A Burnley-based charity is granting £140,000 to the University’s Mackenzie Clinical Research Institute
The University of Central Lancashire’s (UCLan) School of Medicine has been given a major vote of confidence by local doctors.
Burnley-based charity The Mackenzie Medical Centre Association (MMCA) is winding down and granting £140,000 to UCLan’s Mackenzie Clinical Research Institute.
The money will be used to support the growth of UCLan’s Institute, based at the Burnley Campus, to develop excellence in education and training in all clinical disciplines and professions within the area of primary care.
The University has already established a number of academic Fellowships, jointly funded by East Lancashire NHS Clinical Commissioning Group (CCG), to develop expertise and increase capacity to meet the challenges faced by health and social care. This new funding will enable additional Mackenzie Fellows to be created, enhancing the knowledge and skills base in Lancashire’s health service.
Professor Cathy Jackson, Executive Dean of UCLan’s Faculty of Clinical and Biomedical Sciences, said: “This is a major vote of confidence for our teaching and research activities. We created our Mackenzie Institute of Clinical Research, in collaboration with East Lancashire Hospitals NHS Trust and the East Lancashire CCG, with the aim of increasing the footprint of research through education and supporting the patient journey from the bus stop to the bedside.
“We want to establish a critical mass of healthcare academics and this new funding will enable us to offer more Fellowships and post-doctoral positions to clinicians. By working collaboratively with other academic partners, they will be at the forefront of health research within the area and this can only benefit the patients of East Lancashire.”
"This is a major vote of confidence for our teaching and research activities"
— Professor Cathy Jackson, Executive Dean of UCLan’s Faculty of Clinical and Biomedical Sciences
The University, in conjunction with East Lancashire Hospitals NHS Trust, already offers one medical student the Mackenzie Scholarship on an annual basis. It covers all tuition fees for the duration of the five-year programme and clinical placement costs.
Sir James Mackenzie, who died in 1925, is globally acknowledged as being the father of primary care research. His primary interest was in looking at the very earliest symptoms of disease in order to be better able to manage and treat them. He also became an expert on diseases of the heart and invented the forerunner of the ECG machine to look at cardiac arrhythmias. The most significant part of his career was spent as a GP in Burnley. During this time, he was awarded his MD (the medical equivalent of a PhD) from the University of Edinburgh.
The MMCA was set up in Burnley in 1965 by a group of pioneering hospital consultants and local general practitioners. They initially generated funding from individuals and local industry to provide a library and meeting facilities, at a time when there was very limited central funding. The Association successfully supported local postgraduate education in primary and secondary care, including dental practice, for many years.
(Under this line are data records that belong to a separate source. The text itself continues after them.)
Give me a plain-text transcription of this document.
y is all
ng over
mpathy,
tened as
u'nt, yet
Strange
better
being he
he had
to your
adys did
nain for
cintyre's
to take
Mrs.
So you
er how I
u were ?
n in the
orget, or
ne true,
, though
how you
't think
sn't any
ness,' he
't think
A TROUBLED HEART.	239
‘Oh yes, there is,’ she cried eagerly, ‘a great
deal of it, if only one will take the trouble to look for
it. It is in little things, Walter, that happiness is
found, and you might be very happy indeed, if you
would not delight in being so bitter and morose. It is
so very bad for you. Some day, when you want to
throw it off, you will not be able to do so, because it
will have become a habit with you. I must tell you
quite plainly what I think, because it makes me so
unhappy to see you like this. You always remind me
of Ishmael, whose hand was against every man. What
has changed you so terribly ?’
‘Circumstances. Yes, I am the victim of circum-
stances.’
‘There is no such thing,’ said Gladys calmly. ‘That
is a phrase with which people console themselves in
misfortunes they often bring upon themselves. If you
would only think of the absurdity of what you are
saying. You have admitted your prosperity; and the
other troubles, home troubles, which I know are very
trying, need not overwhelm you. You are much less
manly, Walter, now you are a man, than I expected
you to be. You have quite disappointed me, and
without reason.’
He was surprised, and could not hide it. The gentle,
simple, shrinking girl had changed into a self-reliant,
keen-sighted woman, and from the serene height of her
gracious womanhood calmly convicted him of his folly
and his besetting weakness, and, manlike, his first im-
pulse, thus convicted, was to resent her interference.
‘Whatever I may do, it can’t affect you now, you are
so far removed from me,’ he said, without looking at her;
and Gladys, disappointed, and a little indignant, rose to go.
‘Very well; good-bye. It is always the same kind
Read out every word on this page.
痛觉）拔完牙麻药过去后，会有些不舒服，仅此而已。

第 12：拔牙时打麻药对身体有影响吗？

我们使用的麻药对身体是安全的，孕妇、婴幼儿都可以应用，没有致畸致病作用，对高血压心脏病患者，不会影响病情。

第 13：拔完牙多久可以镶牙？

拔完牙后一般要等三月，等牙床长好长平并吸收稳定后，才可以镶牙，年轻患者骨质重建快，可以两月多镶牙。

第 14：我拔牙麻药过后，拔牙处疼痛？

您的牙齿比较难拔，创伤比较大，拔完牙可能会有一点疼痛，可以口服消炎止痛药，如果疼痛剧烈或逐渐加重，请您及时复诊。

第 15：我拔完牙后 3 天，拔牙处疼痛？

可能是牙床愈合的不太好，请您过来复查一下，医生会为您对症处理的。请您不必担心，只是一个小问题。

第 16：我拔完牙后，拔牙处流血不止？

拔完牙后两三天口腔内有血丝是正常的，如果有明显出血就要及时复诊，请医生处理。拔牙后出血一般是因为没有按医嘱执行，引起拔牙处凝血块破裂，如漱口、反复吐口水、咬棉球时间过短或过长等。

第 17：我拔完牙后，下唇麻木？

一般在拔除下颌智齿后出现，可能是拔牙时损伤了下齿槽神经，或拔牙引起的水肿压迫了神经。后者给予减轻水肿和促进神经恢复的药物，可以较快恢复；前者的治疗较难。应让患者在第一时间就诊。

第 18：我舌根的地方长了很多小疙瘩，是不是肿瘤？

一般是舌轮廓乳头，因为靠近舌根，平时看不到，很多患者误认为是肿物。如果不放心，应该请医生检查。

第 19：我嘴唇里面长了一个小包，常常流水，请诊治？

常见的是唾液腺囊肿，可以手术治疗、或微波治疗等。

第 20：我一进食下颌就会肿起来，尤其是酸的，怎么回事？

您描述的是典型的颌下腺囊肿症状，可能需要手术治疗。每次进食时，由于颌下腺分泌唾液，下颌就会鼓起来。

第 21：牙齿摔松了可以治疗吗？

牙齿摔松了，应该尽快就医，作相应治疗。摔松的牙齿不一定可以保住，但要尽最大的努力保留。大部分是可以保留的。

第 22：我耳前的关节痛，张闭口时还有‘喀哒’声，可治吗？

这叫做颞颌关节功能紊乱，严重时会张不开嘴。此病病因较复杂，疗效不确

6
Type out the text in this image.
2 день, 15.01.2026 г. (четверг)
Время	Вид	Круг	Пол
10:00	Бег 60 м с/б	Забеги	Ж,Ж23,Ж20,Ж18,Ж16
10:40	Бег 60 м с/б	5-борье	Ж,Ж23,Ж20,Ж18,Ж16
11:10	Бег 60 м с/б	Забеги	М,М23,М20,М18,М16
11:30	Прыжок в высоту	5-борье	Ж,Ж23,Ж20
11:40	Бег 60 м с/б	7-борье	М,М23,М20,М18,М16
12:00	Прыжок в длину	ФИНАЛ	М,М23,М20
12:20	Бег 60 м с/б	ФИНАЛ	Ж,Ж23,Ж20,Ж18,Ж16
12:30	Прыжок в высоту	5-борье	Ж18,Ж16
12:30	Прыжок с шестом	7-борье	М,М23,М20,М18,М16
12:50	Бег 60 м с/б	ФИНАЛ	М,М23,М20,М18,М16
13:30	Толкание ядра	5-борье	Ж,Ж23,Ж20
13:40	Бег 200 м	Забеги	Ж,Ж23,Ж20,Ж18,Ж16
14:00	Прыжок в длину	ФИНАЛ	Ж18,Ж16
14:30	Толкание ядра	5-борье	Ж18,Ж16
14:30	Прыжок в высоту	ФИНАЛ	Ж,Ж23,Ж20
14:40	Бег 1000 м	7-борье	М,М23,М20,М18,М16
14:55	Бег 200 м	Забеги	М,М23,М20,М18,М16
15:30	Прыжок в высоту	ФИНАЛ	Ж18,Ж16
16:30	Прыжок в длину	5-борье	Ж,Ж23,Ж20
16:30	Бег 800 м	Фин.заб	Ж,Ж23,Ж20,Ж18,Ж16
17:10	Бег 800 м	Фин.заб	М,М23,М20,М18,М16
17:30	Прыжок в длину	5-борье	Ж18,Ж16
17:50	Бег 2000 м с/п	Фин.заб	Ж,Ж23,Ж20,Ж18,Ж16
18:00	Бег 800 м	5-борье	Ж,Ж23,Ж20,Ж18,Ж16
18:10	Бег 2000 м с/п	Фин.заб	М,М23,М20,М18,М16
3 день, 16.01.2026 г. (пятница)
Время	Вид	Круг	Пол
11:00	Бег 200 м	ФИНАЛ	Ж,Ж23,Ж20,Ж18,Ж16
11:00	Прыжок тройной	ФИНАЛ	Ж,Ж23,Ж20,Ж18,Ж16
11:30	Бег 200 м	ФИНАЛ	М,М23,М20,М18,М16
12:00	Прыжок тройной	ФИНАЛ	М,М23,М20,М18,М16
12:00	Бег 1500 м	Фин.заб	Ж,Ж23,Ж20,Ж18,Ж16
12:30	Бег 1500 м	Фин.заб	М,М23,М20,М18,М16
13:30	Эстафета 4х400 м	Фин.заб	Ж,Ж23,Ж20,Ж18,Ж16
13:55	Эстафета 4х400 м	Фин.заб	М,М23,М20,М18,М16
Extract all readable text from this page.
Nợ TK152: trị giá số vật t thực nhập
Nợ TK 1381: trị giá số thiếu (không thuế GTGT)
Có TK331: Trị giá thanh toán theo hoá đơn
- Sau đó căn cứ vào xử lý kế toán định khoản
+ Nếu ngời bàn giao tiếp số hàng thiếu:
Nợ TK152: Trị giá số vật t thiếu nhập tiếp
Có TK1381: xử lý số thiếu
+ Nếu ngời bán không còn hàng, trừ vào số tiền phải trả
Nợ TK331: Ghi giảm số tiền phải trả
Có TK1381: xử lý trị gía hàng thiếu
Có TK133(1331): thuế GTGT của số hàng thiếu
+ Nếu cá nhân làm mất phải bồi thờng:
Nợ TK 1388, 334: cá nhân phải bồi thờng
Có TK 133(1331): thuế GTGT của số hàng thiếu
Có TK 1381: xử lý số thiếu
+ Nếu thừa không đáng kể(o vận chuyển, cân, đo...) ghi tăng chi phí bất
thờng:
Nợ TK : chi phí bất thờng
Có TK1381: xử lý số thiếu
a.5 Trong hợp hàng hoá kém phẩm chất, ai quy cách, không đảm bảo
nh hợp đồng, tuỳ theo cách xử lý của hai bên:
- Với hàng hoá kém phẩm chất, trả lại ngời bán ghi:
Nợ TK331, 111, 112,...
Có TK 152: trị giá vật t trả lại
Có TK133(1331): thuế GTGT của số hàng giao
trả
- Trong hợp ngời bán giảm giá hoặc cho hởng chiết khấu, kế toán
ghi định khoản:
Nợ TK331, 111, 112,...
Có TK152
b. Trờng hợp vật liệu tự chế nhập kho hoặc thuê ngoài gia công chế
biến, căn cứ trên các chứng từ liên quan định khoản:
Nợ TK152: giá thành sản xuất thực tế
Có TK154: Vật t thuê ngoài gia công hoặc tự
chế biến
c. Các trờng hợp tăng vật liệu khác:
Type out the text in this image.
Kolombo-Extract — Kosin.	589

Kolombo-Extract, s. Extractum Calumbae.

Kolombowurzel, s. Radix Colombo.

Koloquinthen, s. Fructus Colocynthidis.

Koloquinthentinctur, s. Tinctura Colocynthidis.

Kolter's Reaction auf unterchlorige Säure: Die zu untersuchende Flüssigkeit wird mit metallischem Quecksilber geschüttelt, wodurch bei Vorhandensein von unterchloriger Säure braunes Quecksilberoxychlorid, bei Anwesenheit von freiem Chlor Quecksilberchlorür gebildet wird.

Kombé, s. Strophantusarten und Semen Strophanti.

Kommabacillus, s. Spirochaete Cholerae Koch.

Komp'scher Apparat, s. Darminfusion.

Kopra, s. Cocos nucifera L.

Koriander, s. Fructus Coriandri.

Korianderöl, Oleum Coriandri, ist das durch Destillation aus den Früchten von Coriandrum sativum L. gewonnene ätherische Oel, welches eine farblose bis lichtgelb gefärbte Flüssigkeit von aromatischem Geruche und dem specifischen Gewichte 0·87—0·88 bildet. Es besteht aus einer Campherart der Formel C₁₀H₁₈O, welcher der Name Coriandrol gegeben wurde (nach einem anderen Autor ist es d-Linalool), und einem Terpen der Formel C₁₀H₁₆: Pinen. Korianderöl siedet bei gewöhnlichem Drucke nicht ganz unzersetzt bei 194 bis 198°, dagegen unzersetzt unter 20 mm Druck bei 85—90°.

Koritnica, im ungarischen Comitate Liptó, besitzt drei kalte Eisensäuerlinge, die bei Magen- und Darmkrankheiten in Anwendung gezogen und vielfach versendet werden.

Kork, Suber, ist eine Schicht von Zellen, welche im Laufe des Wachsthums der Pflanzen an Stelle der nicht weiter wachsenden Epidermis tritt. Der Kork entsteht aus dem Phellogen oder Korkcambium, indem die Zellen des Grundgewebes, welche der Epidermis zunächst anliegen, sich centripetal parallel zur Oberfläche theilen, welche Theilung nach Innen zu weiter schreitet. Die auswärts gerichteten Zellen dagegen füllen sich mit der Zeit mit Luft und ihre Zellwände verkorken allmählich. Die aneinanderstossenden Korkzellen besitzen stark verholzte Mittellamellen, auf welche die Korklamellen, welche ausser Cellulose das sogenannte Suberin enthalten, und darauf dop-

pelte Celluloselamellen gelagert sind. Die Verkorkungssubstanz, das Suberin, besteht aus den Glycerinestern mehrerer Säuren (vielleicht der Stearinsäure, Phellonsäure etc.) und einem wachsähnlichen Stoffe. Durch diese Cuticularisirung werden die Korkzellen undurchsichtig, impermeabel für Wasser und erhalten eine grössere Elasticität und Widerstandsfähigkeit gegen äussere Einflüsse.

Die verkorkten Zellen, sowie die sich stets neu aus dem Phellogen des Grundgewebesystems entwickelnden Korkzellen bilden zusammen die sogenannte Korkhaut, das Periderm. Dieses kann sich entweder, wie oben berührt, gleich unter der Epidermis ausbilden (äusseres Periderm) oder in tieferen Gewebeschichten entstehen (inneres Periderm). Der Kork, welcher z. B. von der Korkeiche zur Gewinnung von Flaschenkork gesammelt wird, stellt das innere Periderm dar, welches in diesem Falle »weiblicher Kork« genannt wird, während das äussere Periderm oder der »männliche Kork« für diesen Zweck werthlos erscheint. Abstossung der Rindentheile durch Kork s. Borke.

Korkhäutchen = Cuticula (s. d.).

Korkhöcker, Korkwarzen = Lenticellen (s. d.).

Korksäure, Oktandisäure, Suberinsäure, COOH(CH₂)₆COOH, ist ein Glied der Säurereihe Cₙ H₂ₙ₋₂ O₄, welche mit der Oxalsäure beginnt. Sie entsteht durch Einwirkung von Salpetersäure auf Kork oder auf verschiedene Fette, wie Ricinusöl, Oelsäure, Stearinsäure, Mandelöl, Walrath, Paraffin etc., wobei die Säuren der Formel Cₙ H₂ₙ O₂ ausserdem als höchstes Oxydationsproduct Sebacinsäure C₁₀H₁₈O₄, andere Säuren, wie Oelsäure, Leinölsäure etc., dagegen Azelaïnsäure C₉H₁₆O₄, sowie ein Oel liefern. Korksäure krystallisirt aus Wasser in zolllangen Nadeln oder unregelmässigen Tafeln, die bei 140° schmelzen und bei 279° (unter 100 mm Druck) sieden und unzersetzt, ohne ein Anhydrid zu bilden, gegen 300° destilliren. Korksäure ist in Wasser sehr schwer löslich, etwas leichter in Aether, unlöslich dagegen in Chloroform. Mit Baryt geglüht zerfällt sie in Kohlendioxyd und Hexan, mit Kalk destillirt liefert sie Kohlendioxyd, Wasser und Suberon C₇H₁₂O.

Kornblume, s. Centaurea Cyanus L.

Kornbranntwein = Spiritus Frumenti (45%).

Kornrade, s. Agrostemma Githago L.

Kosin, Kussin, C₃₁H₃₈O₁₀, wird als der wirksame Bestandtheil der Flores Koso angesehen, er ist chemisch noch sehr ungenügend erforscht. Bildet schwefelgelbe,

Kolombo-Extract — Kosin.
There was a well-supported library and an active programme of meetings at least weekly, along with less frequent invited lectures from eminent guest speakers.
Dr Malcolm Littley, one of the MMCA Trustees alongside Dr Evan Bayton and Dr Raymond Hyatt, commented: “The provision of services and education within the NHS has developed dramatically in more recent years and the need for the Association has reduced. The Trustees are therefore distributing the assets of the MMCA to support the original purposes and standards of excellence in education and research set out by the founders, which will be continued by partner organisations including UCLan.
“Finally, the Trustees would like to pay tribute to Sir James Mackenzie, to Dr Gerhard Behr, Dr Roland Calvert, Mr Fred Parr and colleagues who set up the Association and to all former officers and members of the MMCA who have also contributed their time and expertise.”